Caterpillar has, for many years, been a member of the World Business Council for Sustainable Development based in Geneva, Switzerland.[43]
Caterpillar has been listed on the Dow Jones Sustainability World Index each year since 2001.[44]
An example of how Caterpillar is helping the environment is by creating the world’s largest coal mine methane plant. Methane is a greenhouse gas that eventually could be used as a clean energy source. Caterpillar contracted with China to provide 60 methane gas powered generators and produce 120 megawatts of power at the Sihe Coal Mine in Jincheng City, Shanxi province. The project will improve methane gas ventilation at the mine site and create an environmentally friendly fuel source to generate electricity.[45][46]
Caterpillar divisions have won Illinois Governor's Pollution Prevention Awards every year since 1998.[47]
Caterpillar was awarded the 2007 Illinois Governor's Pollution Prevention Award for three projects: The Hydraulics and Hydraulic Systems business unit in Joliet implemented a flame sprayed coating for its truck suspension system, replacing a chroming process, reducing hazardous waste by 700,000 pounds annually and saving 14 million gallons of water. Caterpillar's Cast Metals Organization in Mapleton worked with the American Foundry Society to help produce a rule to reduce hazardous waste in scrap metal that would not only meet strict quality requirements, but would allow foundries to continue to recycle certain types of scrap and maintain a competitive cost structure. Caterpillar's Mossville Engine Center formed a team to look at used oil re-use and recycle processes that forced MEC to send large amounts of used oil off-site for recycling, and developed an updated system for reclaiming it for re-use on-site. The resulting benefits included a usage reduction of about 208,000 gallons of oil per year.[48]
Caterpillar equipment, especially the D9 bulldozer, has been equipped with armor and military equipment by third parties, and used as a combat engineering vehicle. Caterpillar has been criticized by activists for selling its equipment to Israel, which has used it in the destruction of Palestinian homes.[49][50]
A shareholder motion to examine the issue has been brought repeatedly at Caterpillar's annual meetings by investors opposed to Israeli policy. In recommending a vote against the motion, Caterpillar's board stated, "Caterpillar shares the world's concern over unrest in the Middle East and we certainly have compassion for all those affected by the political strife. However, more than two million Caterpillar machines and engines are at work in virtually every country of the world each day. We have neither the legal right nor the means to police individual use of that equipment.
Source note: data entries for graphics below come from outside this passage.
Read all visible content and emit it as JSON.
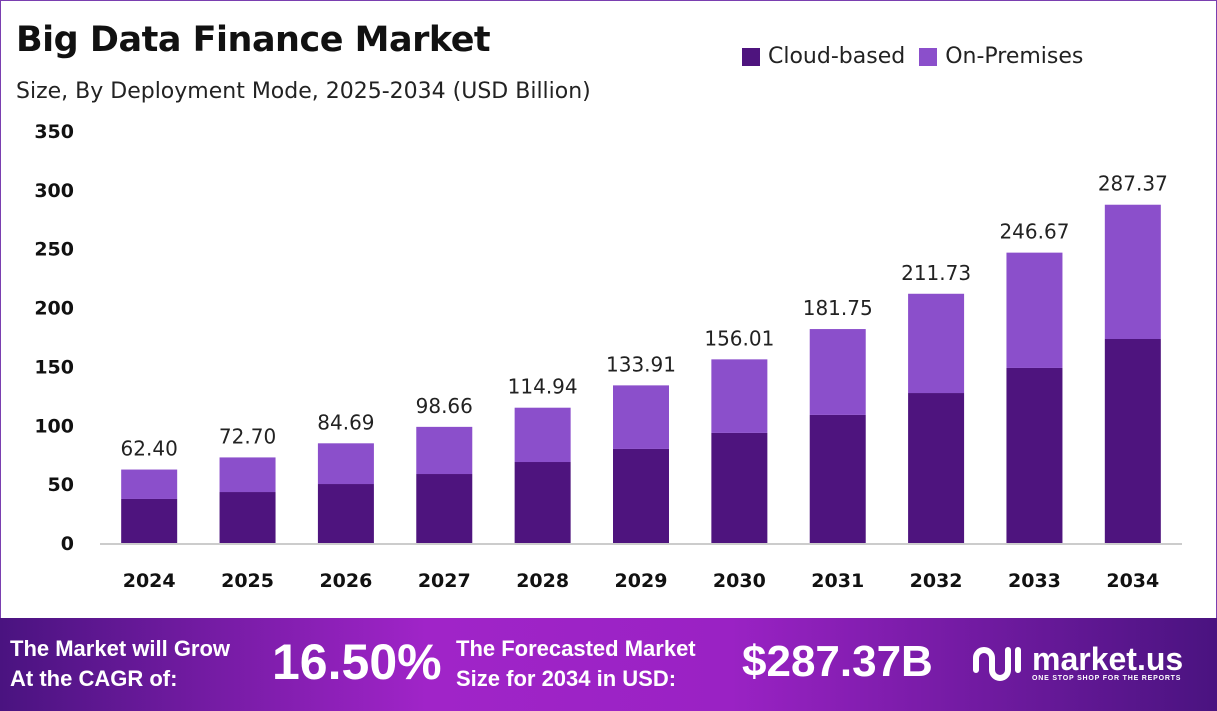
{
  "chart_data": {
    "type": "bar",
    "stacked": true,
    "title": "Big Data Finance Market",
    "subtitle": "Size, By Deployment Mode, 2025-2034 (USD Billion)",
    "categories": [
      "2024",
      "2025",
      "2026",
      "2027",
      "2028",
      "2029",
      "2030",
      "2031",
      "2032",
      "2033",
      "2034"
    ],
    "series": [
      {
        "name": "Cloud-based",
        "color": "#4e147e",
        "values": [
          37.4,
          43.3,
          50.1,
          58.6,
          68.8,
          79.9,
          93.5,
          108.8,
          127.4,
          148.7,
          173.3
        ]
      },
      {
        "name": "On-Premises",
        "color": "#8b4fcb",
        "values": [
          25.0,
          29.4,
          34.59,
          40.06,
          46.14,
          54.01,
          62.51,
          72.95,
          84.33,
          97.97,
          114.07
        ]
      }
    ],
    "totals": [
      "62.40",
      "72.70",
      "84.69",
      "98.66",
      "114.94",
      "133.91",
      "156.01",
      "181.75",
      "211.73",
      "246.67",
      "287.37"
    ],
    "yticks": [
      "0",
      "50",
      "100",
      "150",
      "200",
      "250",
      "300",
      "350"
    ],
    "ylim": [
      0,
      350
    ],
    "legend_position": "top-right",
    "grid": false
  },
  "footer": {
    "cagr_label_1": "The Market will Grow",
    "cagr_label_2": "At the CAGR of:",
    "cagr_value": "16.50%",
    "forecast_label_1": "The Forecasted Market",
    "forecast_label_2": "Size for 2034 in USD:",
    "forecast_value": "$287.37B",
    "logo_name": "market.us",
    "logo_tagline": "ONE STOP SHOP FOR THE REPORTS"
  }
}
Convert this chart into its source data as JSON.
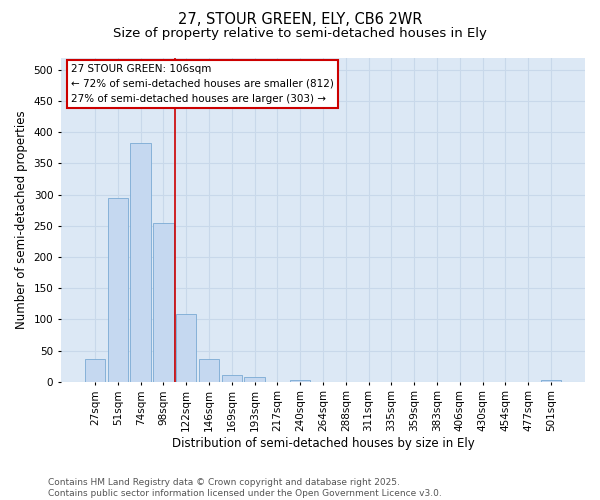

We believe any comments on political conflict in the region are best left to our governmental leaders who have the ability to impact action and advance the peace process." The motion received 4% of shareholder support at the 2004 annual meeting.[51]
The family of Rachel Corrie, an American who was killed by a Caterpillar tractor while protesting Israeli military action in Gaza, sued Caterpillar alleging it violated human rights and committed war crimes by knowingly selling its equipment to the Israeli army. Four Palestinians whose homes were bulldozed joined her as plaintiffs.[52] An Israeli government investigation claimed that the bulldozer team was clearing debris to uncover smuggling tunnels, not destroying homes, and that the operator did not see Corrie.[53]
The suit was dismissed by a U.S. District Court judge in Tacoma in 2005.[54] The dismissal was upheld on appeal to the San Francisco-based 9th U.S. Circuit Court of Appeals on September 17, 2007, saying it is not the court's role to criticize foreign policy. "The executive branch has made a policy determination that Israel should purchase Caterpillar bulldozers," the appeals court decision stated. "A court could not find in favor of the plaintiffs without implicitly questioning, and even condemning, United States foreign policy toward Israel."[55]